If you’ve had a yeast infection before and recognize the symptoms, self-treating with an OTC antifungal is reasonable. If this is your first time, the symptoms are unusual, or an OTC treatment didn’t work, getting tested helps rule out bacterial vaginosis or other conditions that need different treatment entirely.

Recurrent Yeast Infections

Some people get three or more yeast infections within a single year. This is classified as recurrent, and it requires a different strategy. People with a history of recurrent infections are significantly less likely to respond to a single course of treatment compared to those without that history.

The CDC-recommended approach for recurrent infections is a weekly oral dose of fluconazole for six months. This extended maintenance therapy suppresses the yeast over time and reduces the cycle of repeated flare-ups. It requires a prescription and periodic check-ins, but it’s effective for breaking the pattern.
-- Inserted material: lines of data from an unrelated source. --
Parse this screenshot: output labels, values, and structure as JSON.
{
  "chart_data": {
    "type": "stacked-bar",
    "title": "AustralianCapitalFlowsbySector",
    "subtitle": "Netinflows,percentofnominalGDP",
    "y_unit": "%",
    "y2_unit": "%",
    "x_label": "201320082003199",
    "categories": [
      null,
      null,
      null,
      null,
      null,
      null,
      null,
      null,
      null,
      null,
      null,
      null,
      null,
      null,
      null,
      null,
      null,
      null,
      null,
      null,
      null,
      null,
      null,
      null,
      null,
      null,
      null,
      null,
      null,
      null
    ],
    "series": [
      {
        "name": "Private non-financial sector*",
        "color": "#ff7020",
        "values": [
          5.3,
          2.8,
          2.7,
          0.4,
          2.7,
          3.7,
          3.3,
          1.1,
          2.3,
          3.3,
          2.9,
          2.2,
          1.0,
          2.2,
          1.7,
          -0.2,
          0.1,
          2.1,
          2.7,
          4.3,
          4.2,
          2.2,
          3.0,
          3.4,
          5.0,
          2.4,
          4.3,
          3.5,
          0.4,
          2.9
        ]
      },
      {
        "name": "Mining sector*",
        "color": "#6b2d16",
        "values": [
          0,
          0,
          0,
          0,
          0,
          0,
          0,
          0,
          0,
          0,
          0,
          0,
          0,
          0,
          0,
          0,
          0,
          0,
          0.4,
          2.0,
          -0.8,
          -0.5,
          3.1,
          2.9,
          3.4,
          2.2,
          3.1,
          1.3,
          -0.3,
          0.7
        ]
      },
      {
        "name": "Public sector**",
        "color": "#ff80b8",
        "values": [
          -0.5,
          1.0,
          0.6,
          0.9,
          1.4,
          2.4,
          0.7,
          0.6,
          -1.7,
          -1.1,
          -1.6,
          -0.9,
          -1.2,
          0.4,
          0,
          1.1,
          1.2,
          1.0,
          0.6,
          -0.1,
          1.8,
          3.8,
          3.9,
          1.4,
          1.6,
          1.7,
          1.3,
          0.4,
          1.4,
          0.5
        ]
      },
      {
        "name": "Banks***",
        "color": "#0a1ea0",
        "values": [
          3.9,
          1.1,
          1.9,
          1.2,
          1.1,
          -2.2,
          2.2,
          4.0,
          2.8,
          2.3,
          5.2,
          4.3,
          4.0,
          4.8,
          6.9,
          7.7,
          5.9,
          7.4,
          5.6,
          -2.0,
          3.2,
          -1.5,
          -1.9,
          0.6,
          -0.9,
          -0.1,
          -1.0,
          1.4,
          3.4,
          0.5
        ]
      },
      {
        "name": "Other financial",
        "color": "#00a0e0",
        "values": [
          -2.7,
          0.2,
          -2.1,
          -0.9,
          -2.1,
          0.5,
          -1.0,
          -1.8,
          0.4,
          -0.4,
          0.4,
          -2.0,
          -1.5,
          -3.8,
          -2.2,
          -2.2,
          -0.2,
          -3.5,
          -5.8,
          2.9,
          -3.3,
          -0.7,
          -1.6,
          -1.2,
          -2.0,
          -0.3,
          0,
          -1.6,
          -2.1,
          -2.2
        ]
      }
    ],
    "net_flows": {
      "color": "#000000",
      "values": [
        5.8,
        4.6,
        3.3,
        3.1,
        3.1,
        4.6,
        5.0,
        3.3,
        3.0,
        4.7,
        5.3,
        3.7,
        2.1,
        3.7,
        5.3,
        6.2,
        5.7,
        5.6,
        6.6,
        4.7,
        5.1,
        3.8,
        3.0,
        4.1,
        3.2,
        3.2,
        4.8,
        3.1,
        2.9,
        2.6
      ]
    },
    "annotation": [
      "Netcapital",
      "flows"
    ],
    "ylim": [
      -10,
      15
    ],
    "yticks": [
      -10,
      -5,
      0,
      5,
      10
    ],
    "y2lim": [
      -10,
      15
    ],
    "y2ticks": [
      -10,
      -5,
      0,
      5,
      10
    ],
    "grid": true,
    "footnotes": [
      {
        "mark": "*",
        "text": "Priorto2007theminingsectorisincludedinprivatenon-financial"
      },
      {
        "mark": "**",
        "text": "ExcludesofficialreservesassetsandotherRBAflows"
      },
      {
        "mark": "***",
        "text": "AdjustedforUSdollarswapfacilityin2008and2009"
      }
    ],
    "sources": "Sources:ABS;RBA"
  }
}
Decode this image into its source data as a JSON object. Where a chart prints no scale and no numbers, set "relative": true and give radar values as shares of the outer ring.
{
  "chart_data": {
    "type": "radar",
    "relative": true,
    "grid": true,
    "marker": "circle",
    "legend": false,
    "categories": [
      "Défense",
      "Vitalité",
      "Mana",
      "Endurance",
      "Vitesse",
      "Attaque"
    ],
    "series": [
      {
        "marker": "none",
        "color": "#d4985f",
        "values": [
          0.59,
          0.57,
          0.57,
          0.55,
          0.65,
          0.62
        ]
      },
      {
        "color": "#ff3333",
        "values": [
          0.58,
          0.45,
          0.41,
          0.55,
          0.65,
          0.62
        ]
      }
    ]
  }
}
A newer option called ibrexafungerp, approved by the FDA in 2021, works through a completely different mechanism than traditional antifungals. It received a separate approval in late 2022 specifically for preventing recurrent infections, dosed once monthly. It’s the only FDA-approved antifungal specifically indicated for recurrence and is particularly useful for people who are allergic to traditional antifungals, have drug-resistant strains, or take medications that interact with fluconazole (like certain cholesterol or antidepressant drugs).

Boric Acid Suppositories

Boric acid vaginal suppositories are sometimes recommended when standard antifungals fail. This happens most often with infections caused by less common yeast species that don’t respond well to the usual medications, or with strains that have developed resistance. Clinical studies show mycologic cure rates ranging from 40% to 100%, a wide spread that reflects how much results depend on the specific yeast species involved.

Boric acid is not a first-line treatment. It’s a backup when conventional options have already been tried. It’s also not safe during pregnancy, where a possible link to birth defects has been flagged in early research.

Treatment During Pregnancy

Yeast infections are more common during pregnancy, and the treatment options narrow. Topical antifungal creams and suppositories applied for at least seven days are the recommended first choice. The shorter one-day and three-day courses are less effective during pregnancy, so the full seven-day regimen is preferred.

Topical nystatin is a safe alternative that has been extensively studied in the first trimester. Oral fluconazole is considered second-line during pregnancy. At the standard 150 mg single dose, studies have not found an increased risk of major birth defects, but higher doses (400 mg or more daily) have been linked to malformations in case reports. Most providers will steer toward topical options first.

Do Probiotics Help?

Probiotics containing Lactobacillus strains have shown promising results for preventing yeast infections from coming back, though the evidence is still limited. In one controlled study, the recurrence rate over six months was 7.2% in the probiotic group compared to 35.5% in the placebo group. Another study found recurrence rates of 7% versus 17% shortly after treatment, with placebo-treated patients experiencing more frequent repeat episodes over three months.

Probiotics appear more useful for prevention than for treating an active infection. They won’t clear an existing yeast infection on their own, but adding them after treatment may help reduce the odds of it coming back, particularly if you’re prone to recurrence. The strongest evidence supports vaginal probiotic suppositories used alongside standard antifungal therapy rather than oral probiotic supplements taken alone.